Winnie Madikizela-Mandela, 78 ans, souhaite que la maison de Qunu lui revienne, soutenant qu’elle a été achetée à son nom quand Nelson Mandela était en prison, alors que le couple était encore marié.

«Je l’ai laissé vivre sur ma propriété. Je n’allais pas lui faire ça [l’expulser] simplement parce qu’il était marié à une troisième femme», a-t-elle récemment déclaré dans une interview, s’en prenant violemment à Graça Machel, la veuve d’origine mozambicaine du héros de la lutte anti-apartheid qui «possède déjà tout ce qu’on peut souhaiter au Mozambique».

Nelson Mandela, décédé en décembre 2013 à l’âge de 95 ans, a confié la maison à une fiducie familiale, «au bénéfice de la famille Mandela, de [sa] troisième femme et de ses deux enfants».

Le héros national sud-africain n’a rien laissé à Winnie, léguant ses biens à Graça, ses enfants et petits-enfants, ses proches et anciens collaborateurs, des écoles et l’ANC, son parti.

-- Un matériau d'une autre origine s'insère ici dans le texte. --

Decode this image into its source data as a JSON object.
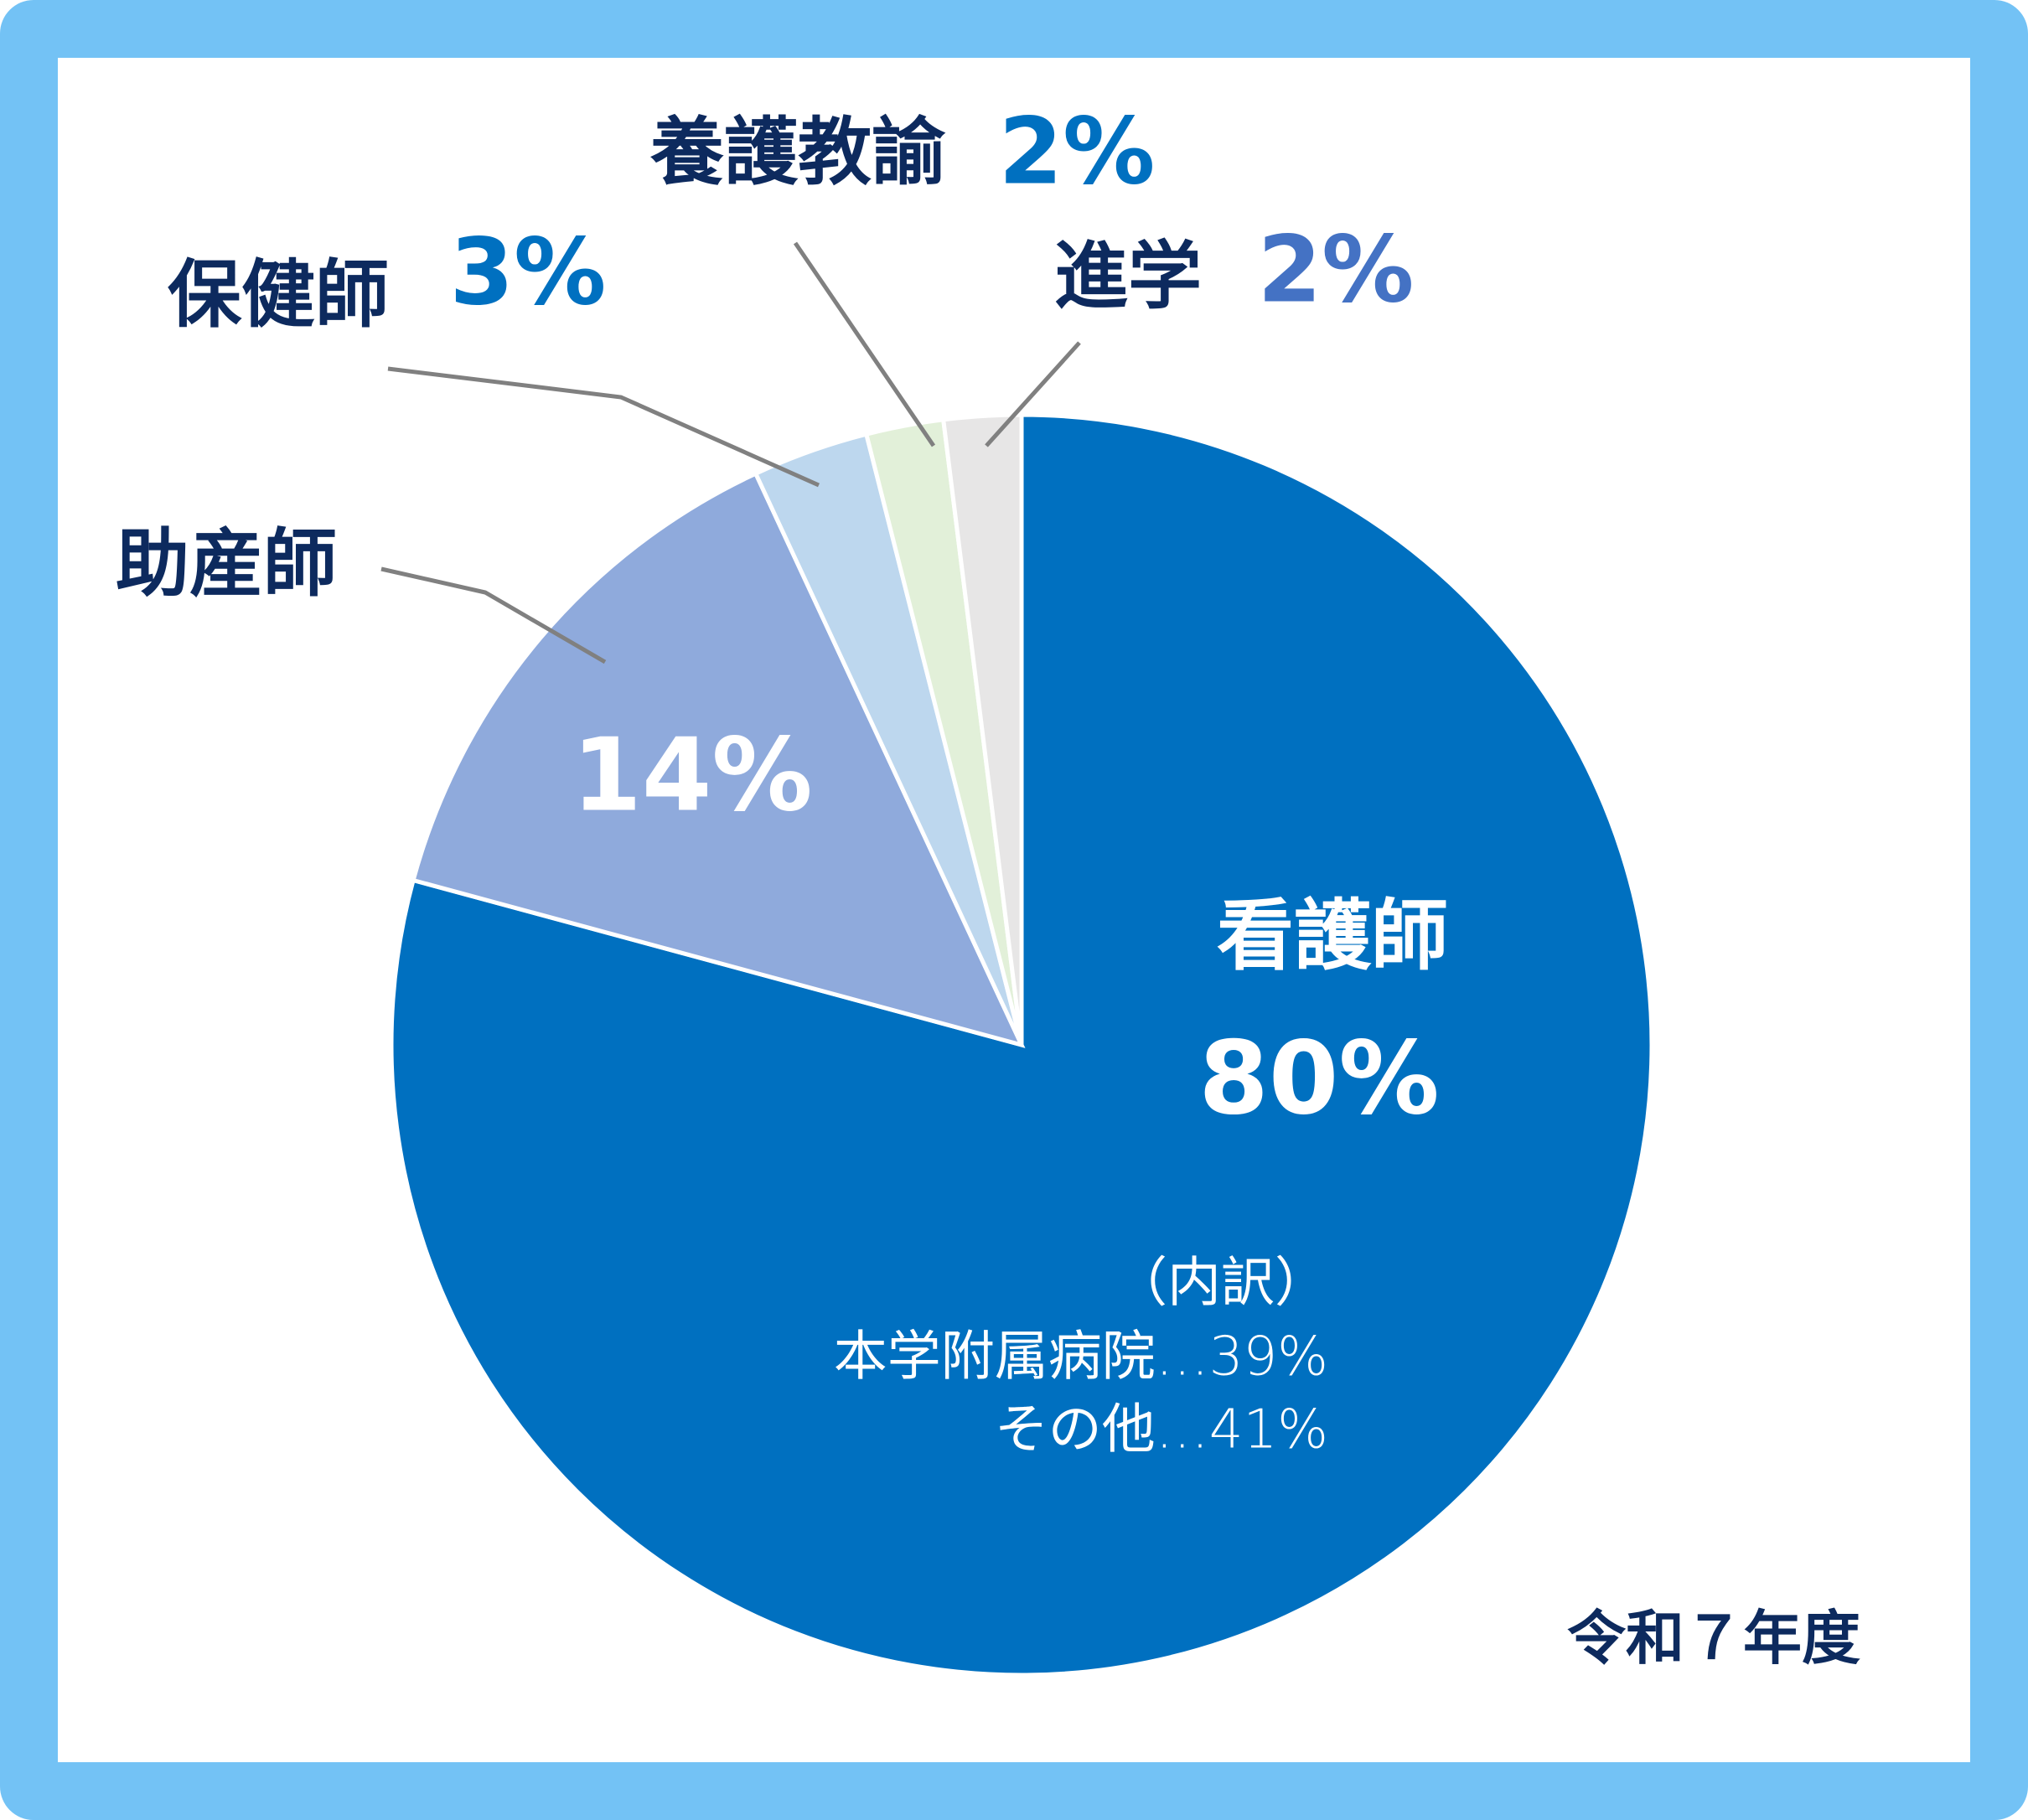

Nelson Mandela a passé 27 ans dans les geôles du régime raciste de l’apartheid, avant de devenir le premier président noir de son pays en 1994. Après sa libération en 1990, il a fait construire une maison à Qunu, près des huttes où il avait passé, disait-il, les plus belles années de sa vie quand il était enfant.

Après sa retraite politique au début des années 2000, il a partagé sa vie entre Johannesburg, où il restait peu, et Qunu, où il séjournait le plus possible – jusqu’à ce que son état de santé l’oblige à revenir à Johannesburg.